Essa autonomia tem sido respaldada por diversos tribunais e orientações de escritórios jurídicos especializados, desde que respeitado o quórum legal e as formalidades previstas na Lei dos Condomínios e no Código Civil.
Projeto de Lei em debate no Rio de Janeiro
Tramita na Câmara Municipal do Rio de Janeiro um projeto que visa regulamentar a locação por curtíssima temporada. A proposta, ainda em construção com participação de técnicos, vereadores e sociedade civil, contempla:
- Cadastro municipal obrigatório dos imóveis locados;
- Regras de segurança, limite de ocupação e controle de acesso;
- Comunicação ao síndico e obrigações de identificação dos ocupantes;
- Exigência de quórum de 2/3 dos condôminos para autorizar a prática no condomínio.
No entanto, um ponto de preocupação é a possibilidade de a regulamentação criar novos encargos, impostos ou burocracias excessivas aos proprietários, o que poderia inviabilizar a atividade e desestimular investimentos na cidade.
? Posição do autor – Dr. Raphael
O Dr. Raphael, autor deste artigo e advogado especializado em direito condominial e imobiliário, defende a regulamentação como medida necessária e positiva, mas entende que a exigência de 2/3 dos condôminos para permitir a prática parte de uma lógica inversa. O ideal seria considerar a locação como regra, exigindo quórum qualificado apenas para quem quiser proibir. Isso protege o direito de propriedade e assegura liberdade com responsabilidade.
Além disso, qualquer regulamentação deve evitar a criação de novos impostos ou exigências que desestimulem o uso da propriedade privada, especialmente em uma cidade como o Rio de Janeiro, que depende fortemente do turismo para gerar investimentos, emprego e renda.
Nossa orientação técnica é clara: condomínios que desejem proibir a prática deverão fazê-lo mediante aprovação formal em assembleia, com quórum de 2/3, e previsão expressa na convenção ou regulamento interno.
Direito Coletivo x Direito de Propriedade
O desafio dos condomínios é equilibrar o direito de propriedade (uso, gozo e fruição do bem) com o direito coletivo ao sossego, segurança e preservação da destinação residencial. A ausência de segurança é uma realidade urbana geral e não decorre unicamente da locação por temporada. Assim, a solução não está na proibição, mas na adoção de medidas eficazes de controle, tais como:
- Cadastro atualizado de moradores e visitantes;
- Controle de acesso com tecnologia (QR code, biometria, câmeras);
- Treinamento de porteiros;
- Regras específicas no regulamento interno, com penalidades claras.

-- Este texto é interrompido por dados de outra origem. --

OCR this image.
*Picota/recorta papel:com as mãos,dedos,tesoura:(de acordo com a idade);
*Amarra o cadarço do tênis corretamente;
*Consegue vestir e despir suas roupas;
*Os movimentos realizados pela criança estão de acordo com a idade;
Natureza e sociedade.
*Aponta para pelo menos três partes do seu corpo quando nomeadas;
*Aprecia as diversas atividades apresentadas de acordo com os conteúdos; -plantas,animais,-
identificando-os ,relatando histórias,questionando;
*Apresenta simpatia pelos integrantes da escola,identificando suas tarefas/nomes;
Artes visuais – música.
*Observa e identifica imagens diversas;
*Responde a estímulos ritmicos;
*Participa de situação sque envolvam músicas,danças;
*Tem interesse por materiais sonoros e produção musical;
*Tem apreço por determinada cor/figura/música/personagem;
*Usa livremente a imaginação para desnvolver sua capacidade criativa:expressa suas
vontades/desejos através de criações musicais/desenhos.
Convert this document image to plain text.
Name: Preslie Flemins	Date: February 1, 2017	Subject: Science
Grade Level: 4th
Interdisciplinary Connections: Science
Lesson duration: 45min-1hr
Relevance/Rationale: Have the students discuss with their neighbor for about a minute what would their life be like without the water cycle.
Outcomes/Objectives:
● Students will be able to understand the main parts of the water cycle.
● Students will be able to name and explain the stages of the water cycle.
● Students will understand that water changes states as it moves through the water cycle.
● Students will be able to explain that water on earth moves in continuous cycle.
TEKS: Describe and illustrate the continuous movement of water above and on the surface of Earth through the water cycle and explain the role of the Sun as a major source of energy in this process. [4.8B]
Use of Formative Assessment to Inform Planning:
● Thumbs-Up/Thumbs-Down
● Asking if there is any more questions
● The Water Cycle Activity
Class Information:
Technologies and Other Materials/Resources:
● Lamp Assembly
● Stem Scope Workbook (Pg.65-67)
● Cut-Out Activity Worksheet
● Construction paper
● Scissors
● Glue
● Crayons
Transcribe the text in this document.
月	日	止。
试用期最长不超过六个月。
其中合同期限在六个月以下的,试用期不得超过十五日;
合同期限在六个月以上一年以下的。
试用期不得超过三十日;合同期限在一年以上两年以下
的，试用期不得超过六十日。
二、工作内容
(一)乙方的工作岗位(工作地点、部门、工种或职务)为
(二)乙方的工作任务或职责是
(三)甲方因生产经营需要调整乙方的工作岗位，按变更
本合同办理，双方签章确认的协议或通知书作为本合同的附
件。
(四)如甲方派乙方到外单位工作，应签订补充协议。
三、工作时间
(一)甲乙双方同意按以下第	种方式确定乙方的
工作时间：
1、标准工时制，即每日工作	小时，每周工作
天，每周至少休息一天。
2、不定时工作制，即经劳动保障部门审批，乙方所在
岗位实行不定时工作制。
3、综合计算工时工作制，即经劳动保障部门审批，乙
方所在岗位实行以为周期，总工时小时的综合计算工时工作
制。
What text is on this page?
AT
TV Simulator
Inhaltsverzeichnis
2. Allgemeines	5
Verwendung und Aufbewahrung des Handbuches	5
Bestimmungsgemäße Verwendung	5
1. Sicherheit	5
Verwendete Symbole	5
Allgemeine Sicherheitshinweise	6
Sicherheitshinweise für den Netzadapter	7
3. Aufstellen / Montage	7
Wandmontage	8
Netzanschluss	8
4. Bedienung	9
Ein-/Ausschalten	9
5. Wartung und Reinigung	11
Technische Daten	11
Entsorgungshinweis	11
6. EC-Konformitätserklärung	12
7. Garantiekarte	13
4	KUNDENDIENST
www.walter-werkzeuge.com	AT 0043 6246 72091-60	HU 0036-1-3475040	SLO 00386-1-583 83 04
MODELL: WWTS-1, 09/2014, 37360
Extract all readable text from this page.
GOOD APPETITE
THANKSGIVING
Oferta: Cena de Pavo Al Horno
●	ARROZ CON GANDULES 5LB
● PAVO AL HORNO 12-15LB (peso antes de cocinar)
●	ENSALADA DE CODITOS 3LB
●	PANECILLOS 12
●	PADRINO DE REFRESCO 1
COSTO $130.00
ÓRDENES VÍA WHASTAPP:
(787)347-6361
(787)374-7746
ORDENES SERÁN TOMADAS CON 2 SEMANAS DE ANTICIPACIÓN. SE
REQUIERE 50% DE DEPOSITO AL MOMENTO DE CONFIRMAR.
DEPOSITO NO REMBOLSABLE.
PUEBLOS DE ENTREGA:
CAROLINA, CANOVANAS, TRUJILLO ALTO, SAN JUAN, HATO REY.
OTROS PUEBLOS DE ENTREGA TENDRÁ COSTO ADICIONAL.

Com essas medidas, é possível garantir a convivência harmônica entre os direitos individuais e os interesses coletivos.
Impacto no turismo do Rio de Janeiro
A locação por temporada movimenta a economia e é estratégica para o turismo:
- O Rio tem mais de 21 mil imóveis cadastrados em plataformas, segundo dados da Câmara, sendo Copacabana o principal bairro;
- Em 2023-2024, o Airbnb indicou 28.154 anúncios ativos na cidade, com diária média de R$ 306 e renda anual de R$ 63 mil por anfitrião;
- Em 2022, a atividade gerou US$ 740 milhões em consumo, contribuindo com US$ 342 milhões ao PIB local e sustentando 9.700 empregos, segundo estudo da Oxford Economics.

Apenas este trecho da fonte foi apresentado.